Anthony Fauci is quoted as directly using this phrase, and it struck me as repetitively redundant. What’s your grammatical understanding out there?
It depends on the context. Something might be necessarily premature just like something might be necessarily redundant. Although necessary, something can still be excessive.
Repetitively Redundant is also repetitively redundant. I guess I’d have to see the quote and context to know.
“I think it’s too premature to be talking about a fourth dose [of the vaccine].” - Dr. Fauci
Yeah, context is important, isn’t it? I guess I didn’t think there was any such thing as “properly” premature; the word itself implies to me something necessarily undesirable.
Sometimes oral utterances go wrong because we edit them mid-sentence.
Fauci might have started to say “I think it’s too early” and then decided “early” didn’t properly convey what he wanted to express, and substituted “premature.” The result might be a sentence he would never write (for a report or speech to be given or anything else), but happened to say, this time.
Or perhaps he uses that phrase frequently. That would make it more of a ‘poor usage’ issue.
The question might be re-phrased as: Is “premature” a comparable adjective? That is, can it be modified as “more premature” or “most primature” or “less premature”? That is, can prematurity exist to various degrees? Or is prematurity a purely binary attribute, that something either is or isn’t, with no degrees in between?
Suppose two babies are born prematurely. One can be more premature than the other. The more premature one might not be viable, and may not survive long. The less premature one might live. Thus, we can say that the earlier premature baby was “too premature” and the later one was not.
And where something is conditioned on the degree of prematurity, it obviously makes sense.
The baby is too premature to be viable.
The vaccine approval was too premature for Fauci to expect to keep his job.
But I doubt Fauci was using it in a construction like this. More likely it was just an intensifier - as others have said, arguably a minor stylistic faux pas.
[ninjaed by @Senegoid on the premature baby example ]
It makes sense to me. Any speculation is going to be premature to some degree, as we will not yet have all the data we need. But it can be too premature to even being the speculation. We can have insufficient data to even form a hypothesis.
I’m not saying that Fauci meant it that way, but the concept makes sense to me, even in this context.
For example:
Public opinion is not constrained to the presumption of innocence of due process, but it’s too premature even to speculate on his guilt.
Only with extreme pedantry could you insist that the “too” is logically superfluous there. The sentence works with or without, in my opinion “too premature” is stylistically preferable.

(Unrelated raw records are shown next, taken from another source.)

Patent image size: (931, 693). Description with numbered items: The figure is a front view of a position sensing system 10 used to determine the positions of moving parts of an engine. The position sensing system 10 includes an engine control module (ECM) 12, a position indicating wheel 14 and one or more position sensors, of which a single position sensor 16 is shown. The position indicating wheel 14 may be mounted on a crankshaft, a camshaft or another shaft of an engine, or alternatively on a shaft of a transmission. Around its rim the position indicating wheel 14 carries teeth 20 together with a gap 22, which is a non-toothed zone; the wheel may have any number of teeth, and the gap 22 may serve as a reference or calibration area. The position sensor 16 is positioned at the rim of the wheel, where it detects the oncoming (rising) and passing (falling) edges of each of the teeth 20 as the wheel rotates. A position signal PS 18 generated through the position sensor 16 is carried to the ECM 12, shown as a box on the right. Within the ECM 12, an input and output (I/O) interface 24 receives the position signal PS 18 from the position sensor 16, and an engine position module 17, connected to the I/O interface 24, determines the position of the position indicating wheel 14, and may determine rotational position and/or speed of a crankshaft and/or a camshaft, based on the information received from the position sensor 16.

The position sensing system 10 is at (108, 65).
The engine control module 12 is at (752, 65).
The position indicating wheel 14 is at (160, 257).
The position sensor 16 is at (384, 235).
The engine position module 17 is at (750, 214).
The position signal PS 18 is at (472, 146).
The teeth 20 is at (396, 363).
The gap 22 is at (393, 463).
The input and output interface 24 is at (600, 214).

[pedant mode]That’s not a grammatical question, but an usage question.[/pedant mode]
There is almost never one answer to a usage question. One always has to consider whether the usage is written or spoken, spontaneous or rehearsed, formal, colloquial, or street, or a dozen other variations.
“Too premature” may be considered faulty in written, formal language. This doesn’t seem to be either. As said above, “too” appears to be used as an intensifier and those are commonly redundant or contradictory, as in “very unique.” Pedants scoff and everybody else in the world ignores them.
Yes. It is.
I would say something can be acceptably premature or premature to an excessive degree, so ‘too premature’ is not redundant.
There’s merely premature and there’s prematurely premature.
What’s wrong with being redundant? English is filled with redundancies, and it’s an important part in making the language intelligible.
Somebody in the 19th century said once that redundancy was evil and pedants hold on to that as if it were a Button Gwinnett autograph.
Agreed. Properly employed, pleonasm is an effective rhetorical tool.
It makes no sense to say it is redundant. Not unless you think “too” has the same meaning as “premature” or that “premature” is incapable of being nuanced.
Clearly neither are true.
Is the phrase “too young” a problem? If “too premature” is wrong so is “too young”. Which is just plain silly.
Try these:
This proposal is…
… slightly premature
… premature
… too premature
… much too premature
(and, with a nod to Mark Twain):
… very premature
… damn premature
(which the editor changes to) … premature
(“eschew surplusage”)
… very much too premature
I think the problem here is that there is often an unstated clause.
“This person is too young to go on this carnival ride.”
“This proposal is too premature to be acted upon now.”
Oddly enough, once stated in this way, dropping the “too” makes the sentences awkward.
In obstetrics/neonatology, “premature” and “too premature” can have very different meanings. Your basic “premature” term means delivered developmentally early, which also means get them to the NICU. While “too premature” often means “not developed enough yet to live”.
I don’t see ANY redundancy in the phrase “too premature” the definitions are:
too: to an excessive extent or degree; beyond what is desirable, fitting, or right.
premature: occurring, coming, or done too soon.
An occurrence may be premature but NOT too premature.